Rob Steele said: “Choosing a pet travel restraint is not just about reducing distraction while driving. Most owners don’t realise it’s also about keeping pets protected and safe within the car, especially in case of sudden braking. There are a huge number of different dog restraint options to choose from, from guards to seats and tethers.”

1. Dog guards

For most people, a dog guard partition or barrier between the back seat and boot of the car is a great way to ensure that dogs don’t enter the passenger area. They’re ideal for larger breeds that can’t be safely restrained on or in a seat, as well as more nervous dogs – giving them a secure space to relax and lie down.

The PetSafe® Cargo Area Net Barrier, RRP £17.99 has a patented design with a claw-proof micro-mesh material that is much easier to see through than metal tube-styles. The netting is attached to a pop-up wire frame which keeps it from sagging and makes it easy to fix and remove. Additionally, its adjustable suspension system allows the barrier to fit all vehicles with headrests. A Front Seat Barrier, RRP £17.99 is also available, which enables dogs to safely travel in the back seat by blocking the gap between the two front seats and console.

2. Dog safety seats

Dog safety seats keep dogs contained in one place whilst driving – considerably reducing driver distractions and are ideal for smaller pups.

When selecting a model, make sure it connects securely to the vehicle’s seat belt and, as is the case with the PetSafe® Happy Ride® Dog Safety Seat, RRP £72.99 that its tether also attaches your dog’s harness to the seat belt. The seat can be used in the front or back seat of any vehicle. Booster seats like the Happy Ride® Quilted Booster Seat, RRP £45.99 are ideal for the smallest of breeds, but remember, if your safety seat is affixed in the front, the passenger airbag should be turned off.

3. Tethers, harnesses and seatbelts

Seatbelt restraints are inexpensive to buy and simple to use, which is why they’re one of the most popular restraining methods – especially for those who drive hatchbacks and saloon cars.

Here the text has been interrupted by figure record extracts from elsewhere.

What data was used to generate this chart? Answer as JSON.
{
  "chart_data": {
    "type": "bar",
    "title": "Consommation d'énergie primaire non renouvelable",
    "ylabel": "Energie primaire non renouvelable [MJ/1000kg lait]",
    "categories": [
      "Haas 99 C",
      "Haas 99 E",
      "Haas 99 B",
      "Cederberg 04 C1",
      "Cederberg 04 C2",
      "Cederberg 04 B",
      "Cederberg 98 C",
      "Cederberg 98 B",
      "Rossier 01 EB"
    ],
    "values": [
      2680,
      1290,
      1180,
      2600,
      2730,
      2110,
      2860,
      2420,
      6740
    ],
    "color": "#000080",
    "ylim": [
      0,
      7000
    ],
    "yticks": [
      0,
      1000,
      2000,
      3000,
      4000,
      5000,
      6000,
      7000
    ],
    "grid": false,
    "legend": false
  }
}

The most versatile and straightforward is a safety tether like the Vehicle Safety Tether, RRP £5.99 from PetSafe®. Other similar options include ziplines like the PupZip Zipline, RRP £10.99 which fit all pets and vehicles and can be used in the back seat or boot. This system is particularly popular for larger breeds, and its elasticated and adjustable leash-based design allows the dog to sit and lie down on the back seat without too much hindrance, whilst protecting the pooch in the event of heavy breaking or bumps.

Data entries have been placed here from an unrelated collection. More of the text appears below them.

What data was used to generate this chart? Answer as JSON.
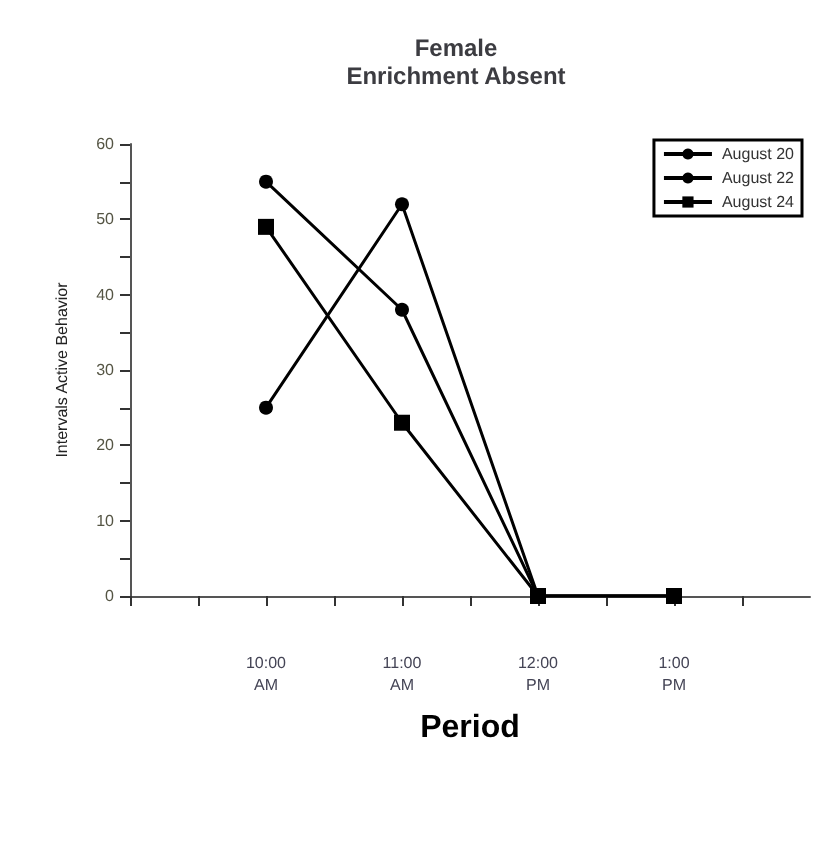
{
  "chart_data": {
    "type": "line",
    "title": "Female\nEnrichment Absent",
    "xlabel": "Period",
    "ylabel": "Intervals Active Behavior",
    "x": [
      10,
      11,
      12,
      13
    ],
    "series": [
      {
        "name": "August 20",
        "color": "#000000",
        "marker": "circle",
        "values": [
          55,
          38,
          0,
          0
        ]
      },
      {
        "name": "August 22",
        "color": "#000000",
        "marker": "circle",
        "values": [
          25,
          52,
          0,
          0
        ]
      },
      {
        "name": "August 24",
        "color": "#000000",
        "marker": "square",
        "values": [
          49,
          23,
          0,
          0
        ]
      }
    ],
    "xlim": [
      9,
      14
    ],
    "xticks": [
      {
        "value": 9,
        "label": null
      },
      {
        "value": 9.5,
        "label": null
      },
      {
        "value": 10,
        "label": "10:00\nAM"
      },
      {
        "value": 10.5,
        "label": null
      },
      {
        "value": 11,
        "label": "11:00\nAM"
      },
      {
        "value": 11.5,
        "label": null
      },
      {
        "value": 12,
        "label": "12:00\nPM"
      },
      {
        "value": 12.5,
        "label": null
      },
      {
        "value": 13,
        "label": "1:00\nPM"
      },
      {
        "value": 13.5,
        "label": null
      }
    ],
    "ylim": [
      0,
      60
    ],
    "yticks": [
      0,
      {
        "value": 5,
        "label": null
      },
      10,
      {
        "value": 15,
        "label": null
      },
      20,
      {
        "value": 25,
        "label": null
      },
      30,
      {
        "value": 35,
        "label": null
      },
      40,
      {
        "value": 45,
        "label": null
      },
      50,
      {
        "value": 55,
        "label": null
      },
      60
    ],
    "legend": "top right",
    "grid": false,
    "line_style": "solid"
  }
}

They’re all quick to install and can also be paired with a safety harness for even greater protection and comfort. The PetSafe® Deluxe Vehicle Safety Harness, RRP £15.99 integrates with a car’s seat belt system to enable some movement whilst traveling but locks down during sudden stops. Make sure it fits securely around your dog’s body.

The better it fits your dog, the less likely it is to come loose. So, always ensure all clasps and clips are robust and secure. And whilst they work for most dogs, seat belts might not be the best option for tiny dogs. For those with toy breeds, we recommend that a safety or booster seat is the best way to travel in the car.

Rob Steele continued: “We’ll certainly be celebrating Bring your Dog to Work Day at PetSafe® Brand but we also want to use the opportunity to highlight the importance of safe car travel with our pets. One study shows that drivers with unrestrained dogs in their cars are twice as likely to be distracted by their canine companions and that motorists on car journeys with dogs that weren’t secured in some way had heart rates up to 34 beats per minute faster than drivers who had decided to restrain their pets. We want as many people and workplaces as possible to celebrate and join in with this year’s Bring Your Dog to Work Day, whilst raising awareness of how we can all travel safely, legally and enjoyably in the car with our canine companions.”